ART | EXPO

Nouvelles de la kula

21 Fév - 26 Avr 2014
Vernissage le 21 Fév 2014

S’inspirant symboliquement de la cérémonie d’échange de dons du peuple trobriandais appelée la kula, l’exposition présente une sélection d’artistes qui cherchent, par des moyens techniques, des choix iconographiques ou narratifs, à associer dans leurs œuvres l’enchantement, la dépense et l’art, dans un intérêt tout autant esthétique que politique.

Pauline Curnier-Jardin, Joao Maria Gusmao, Pedro Paiva, Louise Hervé, Chloé Maillet, Thierry Liégeois, Len Lye, Pia Maria Martin, Mika Rottenberg, Jon Kessler, Thomas Teurlai, Rémi Voche
Nouvelles de la kula

La kula est une cérémonie d’échange de dons à laquelle les peuples traditionnels des îles Trobriand et d’autres du Pacifique occidental se livrent avec passion. Au cours de cette cérémonie qui est aussi un voyage périlleux à travers les mers, ce n’est pas le commerce qui prime, mais la dépense: donner plus que l’autre. Ils échangent des parures de coquillage, belles, inutiles et rares. Les Trobriandais vénèrent ce qui est beau à leurs yeux, comme si la beauté rendait les choses non seulement plus précieuses, mais plus vivantes. L’ornement et la magie constituent chez ces peuples du Pacifique des «techniques d’enchantement», pour parler comme l’anthropologue Alfred Gell, la vie est conçue là-bas comme une fête parce que les rapports y sont régis par la dépense plus que par l’économie. La kula pourrait alors servir de modèle à notre société désenchantée par le capitalisme et l’esprit de rigueur.

En art, la modernité s’est pourtant constituée contre l’ornement et la dépense somptuaire, c’est pourquoi les artistes ont dû trouver d’autres techniques pour contourner ce tabou ornemental. La première technique fait appel à l’impact psycho-physique des objets dans l’espace, des objets qui, prenant corps, peuvent interagir avec ceux des visiteurs, comme des personnes. Des sculptures et des installations de Thomas Teurlai se dégage un sentiment de vitalité contenue mêlé de danger potentiel: les matériaux qu’il utilise comme le gaz, le feu et l’électricité, et les outils qu’il détourne, produisent des machines à la fois séduisantes et intouchables. C’est cette même attention au bricolage qui permet d’animer ou de ressusciter les objets, chez Thierry Liégeois. Mais chez lui, l’énergie qui circule produit [ou provient d’] un imaginaire façonné par la violence iconographique du heavy metal et un certain cinéma de série B, où zombies, cow-boys et autres robots se livrent à des parties de cartes endiablées.
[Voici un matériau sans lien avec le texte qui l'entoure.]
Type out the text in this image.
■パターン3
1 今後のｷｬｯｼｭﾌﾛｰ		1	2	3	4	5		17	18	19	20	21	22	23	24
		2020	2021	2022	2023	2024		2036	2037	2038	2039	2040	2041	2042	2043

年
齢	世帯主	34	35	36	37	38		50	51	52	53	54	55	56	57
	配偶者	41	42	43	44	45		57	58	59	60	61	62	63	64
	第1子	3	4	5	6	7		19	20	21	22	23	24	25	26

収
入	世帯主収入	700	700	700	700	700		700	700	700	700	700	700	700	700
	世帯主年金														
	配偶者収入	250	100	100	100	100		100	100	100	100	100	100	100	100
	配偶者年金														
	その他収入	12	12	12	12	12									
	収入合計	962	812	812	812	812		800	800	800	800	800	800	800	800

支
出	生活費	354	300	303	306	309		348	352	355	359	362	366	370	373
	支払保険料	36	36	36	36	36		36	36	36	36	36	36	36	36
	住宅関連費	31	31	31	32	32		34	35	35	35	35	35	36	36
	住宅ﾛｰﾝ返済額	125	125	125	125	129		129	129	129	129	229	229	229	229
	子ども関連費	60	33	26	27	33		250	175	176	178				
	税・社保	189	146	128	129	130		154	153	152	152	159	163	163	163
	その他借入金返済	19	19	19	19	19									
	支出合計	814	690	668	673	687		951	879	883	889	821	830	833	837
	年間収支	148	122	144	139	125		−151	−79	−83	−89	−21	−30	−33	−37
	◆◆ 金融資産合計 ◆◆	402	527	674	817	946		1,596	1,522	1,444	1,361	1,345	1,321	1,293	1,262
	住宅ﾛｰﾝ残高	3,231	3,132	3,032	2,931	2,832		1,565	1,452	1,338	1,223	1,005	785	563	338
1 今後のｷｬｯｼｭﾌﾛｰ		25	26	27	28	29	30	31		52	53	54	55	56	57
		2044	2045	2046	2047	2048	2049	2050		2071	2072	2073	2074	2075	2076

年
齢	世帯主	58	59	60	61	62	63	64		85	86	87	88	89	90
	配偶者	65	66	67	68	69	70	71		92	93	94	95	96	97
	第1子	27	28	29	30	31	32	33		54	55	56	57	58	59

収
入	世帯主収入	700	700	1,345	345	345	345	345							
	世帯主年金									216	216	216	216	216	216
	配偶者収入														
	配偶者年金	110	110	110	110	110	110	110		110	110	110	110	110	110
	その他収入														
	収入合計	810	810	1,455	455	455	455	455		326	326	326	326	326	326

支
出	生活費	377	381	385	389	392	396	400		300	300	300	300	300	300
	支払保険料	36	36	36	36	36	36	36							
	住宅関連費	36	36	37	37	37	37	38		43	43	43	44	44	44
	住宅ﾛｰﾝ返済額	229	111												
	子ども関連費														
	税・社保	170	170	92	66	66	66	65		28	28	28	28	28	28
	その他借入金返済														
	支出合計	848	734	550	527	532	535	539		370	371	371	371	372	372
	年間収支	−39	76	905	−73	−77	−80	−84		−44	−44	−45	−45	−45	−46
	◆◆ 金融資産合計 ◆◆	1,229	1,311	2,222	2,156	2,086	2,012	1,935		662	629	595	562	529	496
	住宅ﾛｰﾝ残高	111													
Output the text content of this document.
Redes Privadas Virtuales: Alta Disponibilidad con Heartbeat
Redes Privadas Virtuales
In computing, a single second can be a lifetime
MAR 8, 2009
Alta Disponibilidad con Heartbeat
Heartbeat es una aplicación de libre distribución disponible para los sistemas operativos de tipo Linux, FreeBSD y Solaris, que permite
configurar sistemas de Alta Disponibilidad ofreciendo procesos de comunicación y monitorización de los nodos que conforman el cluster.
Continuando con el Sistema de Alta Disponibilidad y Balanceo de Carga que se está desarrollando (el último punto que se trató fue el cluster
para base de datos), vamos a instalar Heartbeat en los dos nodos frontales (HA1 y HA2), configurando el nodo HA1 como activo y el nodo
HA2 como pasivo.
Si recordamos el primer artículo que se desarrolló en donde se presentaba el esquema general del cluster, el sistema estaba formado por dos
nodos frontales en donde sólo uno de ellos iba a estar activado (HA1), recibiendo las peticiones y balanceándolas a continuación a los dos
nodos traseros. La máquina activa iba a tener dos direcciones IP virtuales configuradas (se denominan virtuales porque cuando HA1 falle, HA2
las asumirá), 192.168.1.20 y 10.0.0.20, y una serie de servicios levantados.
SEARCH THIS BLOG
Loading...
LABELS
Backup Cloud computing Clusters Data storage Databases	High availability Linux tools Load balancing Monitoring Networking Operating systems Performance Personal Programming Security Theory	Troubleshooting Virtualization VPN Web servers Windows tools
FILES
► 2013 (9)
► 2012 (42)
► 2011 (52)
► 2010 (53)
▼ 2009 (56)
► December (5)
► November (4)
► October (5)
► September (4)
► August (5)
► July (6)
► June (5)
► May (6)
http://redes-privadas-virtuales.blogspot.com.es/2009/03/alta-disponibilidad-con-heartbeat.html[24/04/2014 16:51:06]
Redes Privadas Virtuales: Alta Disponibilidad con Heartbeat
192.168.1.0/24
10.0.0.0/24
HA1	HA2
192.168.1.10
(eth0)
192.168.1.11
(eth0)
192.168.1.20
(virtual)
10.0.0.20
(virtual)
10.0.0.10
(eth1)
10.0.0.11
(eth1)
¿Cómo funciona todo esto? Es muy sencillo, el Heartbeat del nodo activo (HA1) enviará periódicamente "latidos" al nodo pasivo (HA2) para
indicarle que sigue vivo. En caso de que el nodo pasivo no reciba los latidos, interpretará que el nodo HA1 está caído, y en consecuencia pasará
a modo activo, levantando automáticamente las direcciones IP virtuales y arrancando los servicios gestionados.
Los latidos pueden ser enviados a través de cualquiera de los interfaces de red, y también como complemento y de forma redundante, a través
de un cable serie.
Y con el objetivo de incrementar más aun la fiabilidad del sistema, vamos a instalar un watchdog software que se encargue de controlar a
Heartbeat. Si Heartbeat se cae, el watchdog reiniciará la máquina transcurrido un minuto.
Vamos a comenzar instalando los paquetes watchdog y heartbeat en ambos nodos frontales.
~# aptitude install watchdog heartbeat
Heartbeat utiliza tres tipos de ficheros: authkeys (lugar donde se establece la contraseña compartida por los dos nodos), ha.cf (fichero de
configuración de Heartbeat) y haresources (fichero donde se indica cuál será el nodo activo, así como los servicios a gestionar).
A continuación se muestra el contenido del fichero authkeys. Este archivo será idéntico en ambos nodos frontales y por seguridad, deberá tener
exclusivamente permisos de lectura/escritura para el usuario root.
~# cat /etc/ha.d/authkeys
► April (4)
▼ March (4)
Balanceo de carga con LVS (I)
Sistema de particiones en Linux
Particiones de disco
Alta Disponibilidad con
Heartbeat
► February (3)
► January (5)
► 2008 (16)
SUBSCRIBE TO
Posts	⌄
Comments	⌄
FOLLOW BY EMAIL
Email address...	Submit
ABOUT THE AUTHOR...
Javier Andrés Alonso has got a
La seconde technique d’enchantement fait l’objet d’un traitement plus détaillé: l’image animée, film ou vidéo. Que le cinéma soit apparu moins comme une belle réussite technique que comme une magie est attesté par de nombreux témoignages. Il permet d’animer l’inanimé, de restituer la vie, de créer un autre monde. Le cinéma, entre autres arts plastiques, a pu faire survivre l’animisme, c’est-à-dire une propension à attribuer aux choses une vie et une conscience, en pleine modernité. Les cinéastes expérimentaux comme Hans Richter ou Len Lye, Méliès et les surréalistes ne se sont pas privés d’exploiter les ressources surréelles du cinéma. Les vidéastes contemporains, en particulier ceux présentés ici, renouent avec cette veine animiste du cinéma des origines. Ils utilisent pour cela deux manières différentes. Certains s’inspirent clairement de films ou de textes ethnographiques, et font apparaître des images païennes, des rituels étranges, des techniques magiques. C’est ainsi que chez Pauline Curnier-Jardin la grotte de Lourdes devient une grotte enchantée, pleine d’images remontant à la préhistoire; que Rémi Voche se filme accomplissant dans la forêt ou la montagne des rites inspirés des films de Jean Rouch et que Mika Rottenberg invente et montre des modes de production au croisement de la magie et de la technologie.

En renouant avec l’artisanat du Super 8 et du 16 mm, d’autres retrouvent les joies et les difficultés des premiers maîtres du cinéma fantastique, dans une perspective moins nostalgique qu’archéologique. C’est le cas de Pedro Paiva et Joao Maria Gusmao, dont les courts films relatent des expériences ou des tours de magie qui ont lieu dans un monde étrange et inquiétant. En filmant patiemment image par image, Pia Maria Martin anime de véritables chorégraphies de choses vivantes et de lieux hantés. Enfin, Louise Hervé et Chloé Maillet rappellent l’ambiance fantastique et macabre qui entoura l’invention du cinéma en associant, à travers l’histoire d’un papier peint tueur, les derniers moments d’Oscar Wilde et un épisode de Fantômas.

Tous les artistes qui participent à «Nouvelles de la kula» cherchent donc, par des moyens techniques, des choix iconographiques ou les histoires qu’ils racontent, des formes pouvant associer l’enchantement, la dépense et l’art, dans un intérêt tout autant esthétique que politique.